The content is accurate at the time of publication and is subject to change.
It is sad to admit, but fraud has become a fact of life in this age of online transaction and online banking. It can harm anyone and their finances. Luckily, there are ways to protect yourself and your finances from fraud.
Before you know how to protect yourself from fraud, you should know what to expect. Here are some common ways fraudsters can take advantage of your money:
- application fraud: when a stolen or fabricated ID is used to open a new financial account (often a credit account - credit card)
- account takeover fraud: fraudsters gain access to your current bank account login information and use it to make purchases, withdraw money, or extract valuable personal information
- credit card fraud: fraudsters get access to your card payment information, like card number and CVV (the same also applies to debit card fraud).
There are endless ways criminals can get access to your personal and financial information these days. You cannot know all of them as criminals are creative and invent new ways real fast. However, knowing some common ways your financial information can be stolen will help you prevent fraud. Here are some of the common fraud methods:
- Phishing: when fraudsters try to trick people into giving them personal or financial information using a scam email, text (smishing), phone call (vishing), or website (pharming).
- Skimming: when fraudsters get a credit or debit card information by taking a picture of it. Today there are skimming technologies that can be installed anywhere you swipe your cards - stores, gas stations, ATMs, etc.
Now, as you know a bit more about the methods criminals use to steal your personal information, you can protect yourself and your money from fraud. Here's what you can do:
- Make your personal data harder for criminals to find: the best password is a long password with various lowercase and uppercase letters, numbers, and symbols. Such passwords are harder to crack. Never use the same password for two or more accounts, and make sure you update your passwords from time to time. Another thing to keep in mind is that you should never ever send your card numbers, passwords, or SSN over email. If you use websites, make sure those webpages are official and secure (look for "https" and the lock icon next to the URL in your browser address bar).

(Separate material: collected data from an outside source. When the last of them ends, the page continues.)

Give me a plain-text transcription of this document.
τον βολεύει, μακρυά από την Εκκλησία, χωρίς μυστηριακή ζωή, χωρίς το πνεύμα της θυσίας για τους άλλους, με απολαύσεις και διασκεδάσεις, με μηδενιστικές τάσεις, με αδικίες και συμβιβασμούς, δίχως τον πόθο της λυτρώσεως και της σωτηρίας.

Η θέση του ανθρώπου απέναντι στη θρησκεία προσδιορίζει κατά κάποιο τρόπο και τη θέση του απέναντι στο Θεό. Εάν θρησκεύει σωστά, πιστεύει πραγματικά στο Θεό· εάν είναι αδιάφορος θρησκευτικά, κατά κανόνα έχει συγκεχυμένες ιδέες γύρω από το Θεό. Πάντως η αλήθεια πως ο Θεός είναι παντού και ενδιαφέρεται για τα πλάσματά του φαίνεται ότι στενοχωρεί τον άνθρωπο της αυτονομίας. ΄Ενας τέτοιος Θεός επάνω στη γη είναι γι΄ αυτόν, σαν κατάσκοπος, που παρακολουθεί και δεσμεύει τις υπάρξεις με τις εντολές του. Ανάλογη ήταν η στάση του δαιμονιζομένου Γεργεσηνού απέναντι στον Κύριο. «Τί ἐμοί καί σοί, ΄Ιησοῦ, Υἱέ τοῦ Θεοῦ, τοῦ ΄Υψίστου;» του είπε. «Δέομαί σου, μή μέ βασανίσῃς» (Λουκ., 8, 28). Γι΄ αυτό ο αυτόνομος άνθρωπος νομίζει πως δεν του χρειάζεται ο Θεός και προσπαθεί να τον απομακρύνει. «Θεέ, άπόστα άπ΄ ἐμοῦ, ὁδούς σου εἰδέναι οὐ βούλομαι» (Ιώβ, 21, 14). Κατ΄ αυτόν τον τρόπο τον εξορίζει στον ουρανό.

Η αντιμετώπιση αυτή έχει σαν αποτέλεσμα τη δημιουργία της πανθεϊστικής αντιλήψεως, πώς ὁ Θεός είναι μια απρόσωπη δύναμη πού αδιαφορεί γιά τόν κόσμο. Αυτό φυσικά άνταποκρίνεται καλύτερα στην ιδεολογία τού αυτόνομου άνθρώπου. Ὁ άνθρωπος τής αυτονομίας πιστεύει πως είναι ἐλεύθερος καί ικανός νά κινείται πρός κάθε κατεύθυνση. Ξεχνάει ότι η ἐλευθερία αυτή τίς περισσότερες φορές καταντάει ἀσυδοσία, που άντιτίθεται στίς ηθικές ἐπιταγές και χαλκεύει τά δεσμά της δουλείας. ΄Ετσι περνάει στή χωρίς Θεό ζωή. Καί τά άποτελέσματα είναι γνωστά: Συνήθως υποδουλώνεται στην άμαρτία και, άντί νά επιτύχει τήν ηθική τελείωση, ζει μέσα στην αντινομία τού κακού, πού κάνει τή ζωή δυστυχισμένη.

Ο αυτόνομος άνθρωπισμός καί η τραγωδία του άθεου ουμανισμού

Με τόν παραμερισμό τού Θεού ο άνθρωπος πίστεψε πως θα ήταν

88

- Regularly monitor your accounts: never toss away bank statements without carefully reviewing them. Regularly check your online bank accounts' transaction records to look for charges you do not recognize or didn't incur. At least once a year, request request a copy of your three credit reports (TransUnion, Equifax, Experian) and check for accounts, credit denials or loan documents you do not recognize. You can always freeze your credit reports to prevent fraudsters from opening new credit accounts in your name. Just keep in mind that you will have to lift the freeze every time you apply for a credit card or loan yourself. Many banks offer an option of online or text alerts in online account, turn them on to get alerted of any activity in your account.
- Protect your devices: try to minimize usage of public Wi-Fi and never use it to log into your bank account or send financial information. Use your mobile data instead of public Wi-Fi. Never forget to log out of your accounts as soon as you're finished. When you simply close an app or browser window, you are not logged out in most cases. Just click "log out" to make it harder for hackers to access your account. Plus, always keep your smartphone and tablet's software updated and keep any spyware and monitoring services up to date on your laptop and desktop computer.
While there is no way to completely protect yourself from fraud, there are ways to add extra layers of protection. Make an extra effort to protect yourself from fraud and it will pay off.